Kelly Kraft took the lead when Patrick Cantlay bogeyed the 34th hole, then hung on for a 2-up victory in the 36-hole U.S. Amateur final in Erin Hills, Wis.

Kraft is an accomplished college player who just finished his senior season at SMU while Cantlay, a star at UCLA, is the world’s No. 1-ranked amateur and is considered a rising star with a promising future in the professional ranks.

• Denmark’s Thomas Bjorn captured the Johnnie Walker Championship in Gleneagles, Scotland, winning a five-man playoff on the fifth extra hole.

It was the European Tour’s first five-way playoff in 19 years. Bjorn, who shot a final-round 69, birdied the par-5 18th to defeat South Africa’s George Coetzee (67) for his second victory on the tour in 2011.

Power wins IndyCar race

SONOMA, Calif. — Pole-sitter Will Power held off a furious charge from teammate Helio Castroneves over the final seven laps following a late restart to become the first two-time winner at the Indy Grand Prix of Sonoma with a dominating performance.

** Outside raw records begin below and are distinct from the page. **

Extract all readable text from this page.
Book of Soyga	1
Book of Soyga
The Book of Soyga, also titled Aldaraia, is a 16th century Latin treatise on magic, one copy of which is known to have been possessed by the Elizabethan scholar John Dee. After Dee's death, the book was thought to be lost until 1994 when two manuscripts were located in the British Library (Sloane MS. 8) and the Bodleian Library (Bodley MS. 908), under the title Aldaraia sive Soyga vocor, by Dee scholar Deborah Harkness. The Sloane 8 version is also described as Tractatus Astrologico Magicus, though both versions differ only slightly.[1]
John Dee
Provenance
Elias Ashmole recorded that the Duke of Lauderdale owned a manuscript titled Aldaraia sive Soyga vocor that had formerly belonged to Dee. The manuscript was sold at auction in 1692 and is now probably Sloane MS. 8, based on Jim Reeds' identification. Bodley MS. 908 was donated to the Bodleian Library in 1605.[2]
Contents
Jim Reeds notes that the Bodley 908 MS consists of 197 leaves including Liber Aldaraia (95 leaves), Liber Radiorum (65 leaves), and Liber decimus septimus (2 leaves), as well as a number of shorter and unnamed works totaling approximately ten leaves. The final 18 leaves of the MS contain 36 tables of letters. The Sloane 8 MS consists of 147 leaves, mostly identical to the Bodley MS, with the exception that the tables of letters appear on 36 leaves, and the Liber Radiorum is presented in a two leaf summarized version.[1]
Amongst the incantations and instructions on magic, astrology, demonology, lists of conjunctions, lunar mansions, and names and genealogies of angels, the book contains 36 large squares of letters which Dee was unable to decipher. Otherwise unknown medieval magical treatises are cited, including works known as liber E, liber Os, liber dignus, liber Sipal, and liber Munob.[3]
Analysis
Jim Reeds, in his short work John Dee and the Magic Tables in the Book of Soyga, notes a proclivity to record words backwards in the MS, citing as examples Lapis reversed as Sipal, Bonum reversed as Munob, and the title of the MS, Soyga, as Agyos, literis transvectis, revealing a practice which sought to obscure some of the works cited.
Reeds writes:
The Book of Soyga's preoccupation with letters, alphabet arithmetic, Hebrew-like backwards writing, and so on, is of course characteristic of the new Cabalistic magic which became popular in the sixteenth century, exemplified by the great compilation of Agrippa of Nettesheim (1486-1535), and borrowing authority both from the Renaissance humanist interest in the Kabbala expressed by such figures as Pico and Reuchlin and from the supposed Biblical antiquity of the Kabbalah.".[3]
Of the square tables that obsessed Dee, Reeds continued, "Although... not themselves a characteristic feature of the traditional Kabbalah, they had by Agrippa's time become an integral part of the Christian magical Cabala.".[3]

Power led 71 of the 75 laps to earn his fifth victory of the year, one shy of the IndyCar single-season record. It’s also Power’s second straight win at Infineon Speedway, the same track where his career almost ended in 2009 following a horrific crash.

• Defending Formula One champion Sebastian Vettel won the Belgian Grand Prix in Spa to strengthen his overall lead with seven races remaining.

Vettel started from the pole position to win his seventh race of the season and 17th of his career. The German led Red Bull to a 1-2 finish, with Mark Webber finishing close behind.

Footnotes.

Acclamation led all the way to win the $1 million Pacific Classic by a head at Del Mar (Calif.), holding off Twirling Candy in a furious stretch drive. Jockey Patrick Valenzuela earned the victory 20 years after he won the first Classic with Best Pal.

• Irish rider Daniel Martin won the ninth stage of the Spanish Vuelta while Dutchman Bauke Mollema took the overall leader’s jersey from Joaquin Rodriguez by just one second.

• The Court of Arbitration for Sport said Alberto Contador‘s Tour de France doping case will be examined during a four-day hearing in November.